Undoubtedly the new schema is a closer representation of reality and treat
language as language and locale as locale and those two things as separate,
but the benefits of adopting the new scheme go beyond organization and
elegance:
-
It is a lot easier to build a new file and test it, including the
fall-back … pushing i18n a bit further. -
the token translations become single-sourced and making their
maintenance a lot easier and above all more accurate, for example, right
now a change in de-DE may, inadvertently, affect people using de-AT. -
it would allow the translations to start with the top language file.
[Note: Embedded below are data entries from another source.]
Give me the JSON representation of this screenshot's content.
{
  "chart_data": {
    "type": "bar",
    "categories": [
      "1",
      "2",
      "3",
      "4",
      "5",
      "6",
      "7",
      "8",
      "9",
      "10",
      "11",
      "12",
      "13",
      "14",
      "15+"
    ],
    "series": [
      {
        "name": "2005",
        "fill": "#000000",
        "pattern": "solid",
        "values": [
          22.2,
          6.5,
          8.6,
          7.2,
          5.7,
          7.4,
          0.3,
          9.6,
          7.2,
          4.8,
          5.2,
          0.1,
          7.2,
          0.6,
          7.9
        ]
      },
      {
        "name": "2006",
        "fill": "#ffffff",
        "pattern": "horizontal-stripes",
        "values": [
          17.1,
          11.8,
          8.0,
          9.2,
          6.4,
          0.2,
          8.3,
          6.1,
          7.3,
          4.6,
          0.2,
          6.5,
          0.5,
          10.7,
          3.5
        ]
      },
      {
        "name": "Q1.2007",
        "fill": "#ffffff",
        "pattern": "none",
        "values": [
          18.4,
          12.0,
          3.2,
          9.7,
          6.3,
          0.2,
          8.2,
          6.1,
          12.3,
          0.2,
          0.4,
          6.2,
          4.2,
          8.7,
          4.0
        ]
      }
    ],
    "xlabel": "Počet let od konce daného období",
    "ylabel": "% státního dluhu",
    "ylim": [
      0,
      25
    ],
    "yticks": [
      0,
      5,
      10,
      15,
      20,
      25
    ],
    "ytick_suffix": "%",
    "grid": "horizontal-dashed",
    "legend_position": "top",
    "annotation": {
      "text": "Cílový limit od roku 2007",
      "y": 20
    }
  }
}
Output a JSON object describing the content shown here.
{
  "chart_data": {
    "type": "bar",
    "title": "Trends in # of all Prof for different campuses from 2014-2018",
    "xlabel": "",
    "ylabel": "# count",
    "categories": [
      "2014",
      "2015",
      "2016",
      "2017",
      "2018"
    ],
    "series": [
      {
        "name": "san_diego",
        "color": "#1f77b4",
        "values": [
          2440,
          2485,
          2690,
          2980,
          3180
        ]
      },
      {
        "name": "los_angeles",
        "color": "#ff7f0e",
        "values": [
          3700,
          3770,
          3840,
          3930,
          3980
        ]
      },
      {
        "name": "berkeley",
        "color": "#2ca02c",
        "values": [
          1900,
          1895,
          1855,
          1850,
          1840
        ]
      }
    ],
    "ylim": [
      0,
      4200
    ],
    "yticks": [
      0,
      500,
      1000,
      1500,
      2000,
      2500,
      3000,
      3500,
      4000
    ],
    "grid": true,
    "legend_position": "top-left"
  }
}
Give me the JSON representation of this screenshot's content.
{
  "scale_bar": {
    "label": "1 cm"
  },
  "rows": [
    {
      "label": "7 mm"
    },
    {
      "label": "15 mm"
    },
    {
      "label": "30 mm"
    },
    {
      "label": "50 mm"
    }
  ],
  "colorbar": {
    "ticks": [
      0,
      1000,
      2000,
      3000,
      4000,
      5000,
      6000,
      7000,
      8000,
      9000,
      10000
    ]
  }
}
The case of pt-BR is an obvious example of the problem that this
represents. The person that did the translation obviously started at the
en-US (as recommended by the documentation) as opposed to the more natural
pt-PT file, and not only missed several terms, left others untranslated,
mistranslated a few others and missed the specification of the gender for
the ordinals, all of it was done in the pt-PT file. If this were located in
a general language file, the translator would only confirm a few things and
notate the differences. -
but the most important one is that it would allow the control of the
translation of each individual token and a control on its quality. I have
all of them loaded in database along with the translations from BibLaTeX
and a few other projects. Comparing frequencies for the ones that are
different (among the projects) one can see some translations that have been
done by a machine and not a human! -
the locale files can now be written by a single script run and comes
out factored in language and locale directly from the db. -
right now I can only see the DB from the inside, but I am preparing a
web-interface where anyone will be able to see the token in 3-4 languages
of their choice and enter their own translation and even save a locale file
-
for them and for the project. Mistakes can be more readily identified and
fixed.-
from the db one can interact with other projects in the same area, like
BibLaTeX which shares some 75% of the translation tokens with CSL. Some of
the incorrect translations I have detected come from languages and tokens
supported in BibLaTeX. The cross-pollination should go both ways. -
the db is fairly complete on standard tokens (months, ordinals, names
of countries, languages, etc …) on more than 180 languages, leaving the
worker of a translator to a few other entries, and being able to generate
quite a few more locale files.
-
Paulo Ney